A good teacher invites the Holy Spirit into our living so that we can assess what serves the cause of Love and what does not and – having made that basic judgment – keep what is helpful and let go of what is not.

In the end, that is what this teacher allowed me to do. She literally contextualized every lesson Ken Wapnick and Tara Singh taught me. She insisted that everything – everything – be released. Please note that this is an inner release. It is a release of all the dreams and fears and hopes and fantasies and ideals and goals that seem to constitute our being. You let it all go and what remains?

Nobody can answer that question for you. All you can do is find the one who helps you ask it and then waits with you while the answer is given.

This releasing is not necessarily about formal changes in our living in the world – new jobs or partners or diets or study groups. Naturally the form of our apparent living may shift as our thinking shifts, but it’s the thinking that changes. The form is just a reflection. Clear up the distraction and clutter in mind and let what happens on the outside happen.

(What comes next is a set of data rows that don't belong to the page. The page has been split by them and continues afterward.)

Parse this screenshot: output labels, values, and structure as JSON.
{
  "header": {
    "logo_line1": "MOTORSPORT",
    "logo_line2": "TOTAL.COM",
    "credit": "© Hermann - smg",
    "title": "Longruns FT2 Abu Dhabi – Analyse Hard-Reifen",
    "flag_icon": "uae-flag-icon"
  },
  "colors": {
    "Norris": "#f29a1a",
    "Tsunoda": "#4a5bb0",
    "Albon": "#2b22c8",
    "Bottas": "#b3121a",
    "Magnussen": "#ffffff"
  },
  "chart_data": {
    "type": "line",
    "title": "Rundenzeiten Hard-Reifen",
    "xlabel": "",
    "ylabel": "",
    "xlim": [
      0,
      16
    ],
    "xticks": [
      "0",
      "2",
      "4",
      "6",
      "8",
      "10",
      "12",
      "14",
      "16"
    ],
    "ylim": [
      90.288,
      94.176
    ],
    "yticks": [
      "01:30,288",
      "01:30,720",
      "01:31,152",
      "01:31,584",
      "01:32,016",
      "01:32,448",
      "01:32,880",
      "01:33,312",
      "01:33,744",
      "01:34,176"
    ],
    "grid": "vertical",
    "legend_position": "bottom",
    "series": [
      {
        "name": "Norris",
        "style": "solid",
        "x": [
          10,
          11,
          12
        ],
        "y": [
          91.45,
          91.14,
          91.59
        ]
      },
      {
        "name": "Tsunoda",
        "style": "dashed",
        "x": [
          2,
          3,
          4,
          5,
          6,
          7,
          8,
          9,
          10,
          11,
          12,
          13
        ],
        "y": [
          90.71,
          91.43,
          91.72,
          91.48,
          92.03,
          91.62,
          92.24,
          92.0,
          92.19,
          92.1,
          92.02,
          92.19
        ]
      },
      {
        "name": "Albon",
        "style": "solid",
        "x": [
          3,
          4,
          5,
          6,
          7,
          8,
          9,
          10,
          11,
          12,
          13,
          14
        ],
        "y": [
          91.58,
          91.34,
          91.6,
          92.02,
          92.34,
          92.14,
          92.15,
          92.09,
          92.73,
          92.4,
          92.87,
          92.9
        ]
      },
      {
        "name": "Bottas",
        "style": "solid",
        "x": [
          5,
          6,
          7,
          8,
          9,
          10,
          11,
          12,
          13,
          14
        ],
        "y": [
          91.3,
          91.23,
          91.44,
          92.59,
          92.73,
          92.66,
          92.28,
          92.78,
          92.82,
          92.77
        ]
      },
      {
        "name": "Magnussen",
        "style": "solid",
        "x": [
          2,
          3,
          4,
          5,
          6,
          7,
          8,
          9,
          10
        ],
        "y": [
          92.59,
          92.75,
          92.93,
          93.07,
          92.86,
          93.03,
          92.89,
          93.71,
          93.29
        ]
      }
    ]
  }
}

My promise to you – because it is the promise that was made and kept for me by and through this teacher – is that as you let things go, the Face of Christ and the Peace of God will be revealed to you. As swiftly as you can handle it, love and peace will be revealed in and as the whole of your being. You will know with quiet certainty that God is Love, that God is present, and that God is All in All. And All is well, and All will be well, in all ways, always.

For me, it felt like I had been walking through a thick dark forest for a thousand years. The trail was hard to find; sometimes I got lost. I was often hungry and thirsty. Always I was scared. Sometimes thorns bit my heel and sometimes wolves chased me through to dawn. I’d mostly forgotten where I was heading and half-wanted to go back. It was hopeless.

All my teachers helped me with aspects of this difficult journey. The teacher I speak of today was the one who went with me as as a sister and helped me reach the end. Together we located and relocated the trail and went along it as best we could. We shared little fires, left notes if we had to go on ahead or linger behind, pointed out pretty flowers and bear tracks and just generally reminded each other that this is the way and I am not going to leave you alone on it.

And then one day I stepped out of the forest into a vast open field. Moonlight filled a thousand flowers. The air was sweet and warm; there was a brook in the distance. When I looked at my hands they were mostly light, and they were not separate from the light of countless other hands. When I called my teacher’s name, she answered in a language I had forgotten that I knew. When I answered, it was not my voice speaking but another’s.

There is a quiet song in this place, and when you hear it, you never forget it. And so, in a very real way, you will never be lost or alone again. You will never struggle again. You are home; you never left your home.

Tara Singh and Ken Wapnick worked diligently and selflessly to help me and countless others get here. How grateful I am! But lauds and praise to the one who literally walked beside me – who undertook the messy and complex task of teaching Sean when to be quiet, how to be humble, and when to speak and what to say so that he might remember his place among the lost and forsaken, the weary and defeated and, in doing so, remember the God of Love in Whom there is neither loss nor weariness nor defeat nor separation at all.

I did nothing to deserve such a gift, yet the gift was given. Do you see? What can I say or do in return, other than make this simple promise: where you go, I will go, and whom you call sister or brother, I will call sister or brother, and for this shared fire at which we are together home and forever welcoming others to remember they are home as well, I will never stop thanking God.